Tout au long de cette série, à raison d’un nouvel article chaque semaine, François Bafoil, directeur de recherche émérite au CNRS/CERI-Sciences Po., rend compte de plusieurs aspects en s’attachant aux phénomènes d’érosion du trait de côte, de submersion sur les littoraux, d’inondation dans plusieurs territoires à l’instar des marais et des vallées, et enfin de sécheresse et de conflits d'usage. Ces travaux feront l’objet de la publication d’un rapport en septembre 2022.

Comme on l’a relevé dans : LES FINANCEMENTS (1/2) Les CATNAT, le système français repose sur 3 piliers [1] :

  • le pilier de la prévention qui est le filet de sécurité (notamment la culture du risque),
  • le pilier de gestion de crise avec les dimensions de la relocalisation,
  • le système de reconstruction qui s’appuie sur l’indemnisation.

Considérons ici, d’une part l’évaluation portée sur le système des CATNAT par plusieurs acteurs, et d’autre part les propositions pour l’améliorer.

 

Évaluation du dispositif français

On l’a dit précédemment, le système français n’a pas d’équivalent en Europe où souvent il s’agit d’un complément d’aides nationales. Le modèle français est regardé avec intérêt par plusieurs États-membres dans la mesure où la partie du budget de l’État est toujours censée être articulée aux contrats d’assurance – il s’agit d’un pourcentage sur l’assurance des véhicules et de l’habitat – ce qui implique que la stratégie d’indemnisation est corrélée aux régimes de protection.

« L’indemnisation, c’est un système unique car il est fondé sur la solidarité et pas sur le degré d’exposition, et également sur ce que dit la loi. Et la loi dit : vous devez payer, peu importe votre exposition. Elle dit aussi : c’est un pourcentage de vos contrats. 99% sont couverts à un prix très abordable. C’est un système extrêmement mutualisé entre les assureurs et, au-dessus d’eux, l’État qui garantit la validité du système (…) Mais ce filet est depuis quelques années en tension car il rencontre des difficultés à indemniser. Le risque, avec le changement climatique, c’est que le système ne puisse être pérennisé.
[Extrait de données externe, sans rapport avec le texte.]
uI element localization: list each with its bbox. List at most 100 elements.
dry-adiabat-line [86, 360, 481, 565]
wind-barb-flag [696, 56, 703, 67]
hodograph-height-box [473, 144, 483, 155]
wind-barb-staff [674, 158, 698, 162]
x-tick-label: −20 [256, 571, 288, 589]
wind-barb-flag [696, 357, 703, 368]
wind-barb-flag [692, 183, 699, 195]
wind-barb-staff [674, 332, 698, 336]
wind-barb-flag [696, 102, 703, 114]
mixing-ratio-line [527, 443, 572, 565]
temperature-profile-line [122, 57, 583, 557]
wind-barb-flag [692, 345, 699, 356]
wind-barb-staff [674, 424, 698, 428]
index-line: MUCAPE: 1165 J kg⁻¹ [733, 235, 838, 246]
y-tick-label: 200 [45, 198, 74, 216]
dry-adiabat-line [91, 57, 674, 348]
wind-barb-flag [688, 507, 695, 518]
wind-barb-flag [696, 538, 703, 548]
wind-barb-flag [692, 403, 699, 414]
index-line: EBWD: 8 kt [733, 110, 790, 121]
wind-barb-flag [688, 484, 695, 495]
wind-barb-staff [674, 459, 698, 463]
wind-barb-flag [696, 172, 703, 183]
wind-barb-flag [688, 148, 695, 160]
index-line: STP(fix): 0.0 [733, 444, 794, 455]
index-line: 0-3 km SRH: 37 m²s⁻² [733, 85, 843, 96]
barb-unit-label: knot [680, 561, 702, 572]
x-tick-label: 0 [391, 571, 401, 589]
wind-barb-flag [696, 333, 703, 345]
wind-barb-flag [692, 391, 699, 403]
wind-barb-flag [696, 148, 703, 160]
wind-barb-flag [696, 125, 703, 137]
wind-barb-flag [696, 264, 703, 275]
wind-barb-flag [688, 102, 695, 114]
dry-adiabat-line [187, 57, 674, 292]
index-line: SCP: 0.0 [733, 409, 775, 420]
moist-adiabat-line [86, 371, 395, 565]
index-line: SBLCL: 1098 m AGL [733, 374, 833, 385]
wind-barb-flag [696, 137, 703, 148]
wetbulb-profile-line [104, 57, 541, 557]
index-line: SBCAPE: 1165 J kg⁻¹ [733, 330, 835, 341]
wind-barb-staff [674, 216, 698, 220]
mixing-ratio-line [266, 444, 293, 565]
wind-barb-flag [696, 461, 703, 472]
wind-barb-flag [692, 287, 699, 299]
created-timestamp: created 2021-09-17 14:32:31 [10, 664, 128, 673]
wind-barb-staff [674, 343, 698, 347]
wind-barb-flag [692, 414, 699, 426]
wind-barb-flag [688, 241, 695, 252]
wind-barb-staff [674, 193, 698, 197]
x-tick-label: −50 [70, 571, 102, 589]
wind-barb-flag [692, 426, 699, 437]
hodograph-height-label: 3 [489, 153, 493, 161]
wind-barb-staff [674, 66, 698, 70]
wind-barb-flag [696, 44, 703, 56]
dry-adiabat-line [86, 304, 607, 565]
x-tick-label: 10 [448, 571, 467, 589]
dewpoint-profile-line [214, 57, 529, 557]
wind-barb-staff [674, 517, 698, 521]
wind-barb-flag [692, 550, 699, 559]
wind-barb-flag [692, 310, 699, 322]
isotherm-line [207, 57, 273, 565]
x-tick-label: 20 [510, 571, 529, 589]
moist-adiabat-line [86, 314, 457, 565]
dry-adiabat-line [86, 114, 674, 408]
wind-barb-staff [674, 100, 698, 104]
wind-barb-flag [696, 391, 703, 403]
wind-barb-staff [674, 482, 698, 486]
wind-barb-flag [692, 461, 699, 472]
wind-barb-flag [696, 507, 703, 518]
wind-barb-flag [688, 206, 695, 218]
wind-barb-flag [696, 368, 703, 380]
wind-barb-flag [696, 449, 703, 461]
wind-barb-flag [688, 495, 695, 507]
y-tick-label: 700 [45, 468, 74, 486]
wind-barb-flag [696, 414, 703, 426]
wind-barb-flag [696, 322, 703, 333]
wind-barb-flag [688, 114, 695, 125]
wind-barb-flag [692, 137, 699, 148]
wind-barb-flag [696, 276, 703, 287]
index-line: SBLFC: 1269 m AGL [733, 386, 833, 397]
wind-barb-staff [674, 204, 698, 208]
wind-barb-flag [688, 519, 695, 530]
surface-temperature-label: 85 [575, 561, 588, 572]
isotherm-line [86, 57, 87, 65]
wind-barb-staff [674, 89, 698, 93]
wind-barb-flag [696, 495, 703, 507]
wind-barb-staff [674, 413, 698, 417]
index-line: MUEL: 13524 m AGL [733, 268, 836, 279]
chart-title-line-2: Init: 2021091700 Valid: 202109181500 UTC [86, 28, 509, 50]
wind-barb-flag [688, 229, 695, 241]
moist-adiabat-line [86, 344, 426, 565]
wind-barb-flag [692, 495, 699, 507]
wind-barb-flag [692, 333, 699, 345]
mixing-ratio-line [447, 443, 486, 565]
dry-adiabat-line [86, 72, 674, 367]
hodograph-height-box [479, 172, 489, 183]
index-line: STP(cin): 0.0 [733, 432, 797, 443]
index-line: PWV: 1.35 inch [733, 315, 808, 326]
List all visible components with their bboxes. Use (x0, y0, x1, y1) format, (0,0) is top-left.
Or, cette pérennité dépend de la prévention et plus encore de la construction à même de faire face aux aléas ».[2]

Nicolas Bauduceau - Directeur du Département Fonds Publics et Prévention - Caisse Centrale de Réassurance

 

La particularité française tient aussi au fait que les plans de prévention des risques doivent émettre des prescriptions sur le bâti existant : le système de 1982 pouvait obliger un particulier à faire des réparations pour réduire sa vulnérabilité (en créant par exemple chez lui un espace refuge, en rehaussant les prises d’électricité ou autre mesure). S’il ne fait pas ce qui lui incombe, et que ces travaux ne dépassent pas 10% de la valeur vénale de la propriété, les compagnies d’assurance peuvent instaurer une franchise. Il existe donc bien un lien entre stratégie de prévention et politique d’indemnisation. C’est la particularité française.
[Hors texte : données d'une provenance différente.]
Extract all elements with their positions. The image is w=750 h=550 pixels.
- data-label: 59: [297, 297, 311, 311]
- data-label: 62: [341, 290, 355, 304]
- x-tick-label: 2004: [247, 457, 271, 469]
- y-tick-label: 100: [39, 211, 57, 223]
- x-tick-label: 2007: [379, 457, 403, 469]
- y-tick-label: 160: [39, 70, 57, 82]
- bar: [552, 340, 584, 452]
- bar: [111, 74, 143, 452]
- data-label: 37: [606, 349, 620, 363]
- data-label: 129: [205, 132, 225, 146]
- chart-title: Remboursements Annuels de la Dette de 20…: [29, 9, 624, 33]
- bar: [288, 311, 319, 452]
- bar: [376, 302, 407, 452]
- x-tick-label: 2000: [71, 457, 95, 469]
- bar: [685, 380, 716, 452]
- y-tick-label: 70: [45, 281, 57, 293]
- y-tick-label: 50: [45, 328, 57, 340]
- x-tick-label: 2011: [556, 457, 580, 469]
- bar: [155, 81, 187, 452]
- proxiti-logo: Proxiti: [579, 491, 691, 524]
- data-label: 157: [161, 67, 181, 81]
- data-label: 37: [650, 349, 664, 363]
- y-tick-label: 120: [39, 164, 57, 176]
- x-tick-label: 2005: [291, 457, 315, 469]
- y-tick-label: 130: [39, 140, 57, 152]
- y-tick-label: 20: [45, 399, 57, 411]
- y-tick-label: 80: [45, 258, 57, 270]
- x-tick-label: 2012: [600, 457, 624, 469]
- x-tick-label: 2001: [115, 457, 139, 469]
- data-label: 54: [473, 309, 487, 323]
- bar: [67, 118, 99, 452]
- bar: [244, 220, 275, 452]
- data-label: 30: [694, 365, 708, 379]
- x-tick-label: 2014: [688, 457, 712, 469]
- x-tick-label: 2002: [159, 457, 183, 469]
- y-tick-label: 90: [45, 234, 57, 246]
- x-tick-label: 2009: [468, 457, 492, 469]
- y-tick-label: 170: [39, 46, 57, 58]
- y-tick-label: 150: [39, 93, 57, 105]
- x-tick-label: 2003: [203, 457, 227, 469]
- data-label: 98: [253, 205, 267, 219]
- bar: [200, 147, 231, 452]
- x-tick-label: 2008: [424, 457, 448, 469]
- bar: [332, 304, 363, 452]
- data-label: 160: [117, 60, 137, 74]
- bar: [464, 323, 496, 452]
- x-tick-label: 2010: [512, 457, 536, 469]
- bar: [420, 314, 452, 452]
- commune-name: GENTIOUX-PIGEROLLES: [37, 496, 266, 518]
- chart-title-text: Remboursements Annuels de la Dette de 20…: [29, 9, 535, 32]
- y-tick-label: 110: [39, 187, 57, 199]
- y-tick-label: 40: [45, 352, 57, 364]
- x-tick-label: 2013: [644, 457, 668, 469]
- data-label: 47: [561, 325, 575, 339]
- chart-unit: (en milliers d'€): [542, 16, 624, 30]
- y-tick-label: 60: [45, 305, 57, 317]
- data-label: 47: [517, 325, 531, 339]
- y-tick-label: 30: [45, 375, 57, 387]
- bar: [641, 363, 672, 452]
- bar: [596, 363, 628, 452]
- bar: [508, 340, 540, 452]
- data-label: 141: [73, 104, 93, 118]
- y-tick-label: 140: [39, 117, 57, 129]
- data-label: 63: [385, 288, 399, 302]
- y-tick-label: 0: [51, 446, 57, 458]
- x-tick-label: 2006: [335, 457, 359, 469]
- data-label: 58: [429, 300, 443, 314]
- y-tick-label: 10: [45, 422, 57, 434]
Cela posé, le système fonctionne plus ou moins bien car les assurés ne font pas nécessairement ce qui leur est demandé. Avec l’accroissement des aléas, l’accent sur la stratégie de prévention est plus intense et on peut espérer un ajustement de la part des particuliers.

Le rapport Bonnefoy

En 2019, un rapport a été remis au Sénat par la sénatrice Nicole Bonnefoy dont la mission s’est fixée pour objectif principal l’évaluation du régime d’indemnisation des catastrophes naturelles, dit « régime CATNAT ».[3]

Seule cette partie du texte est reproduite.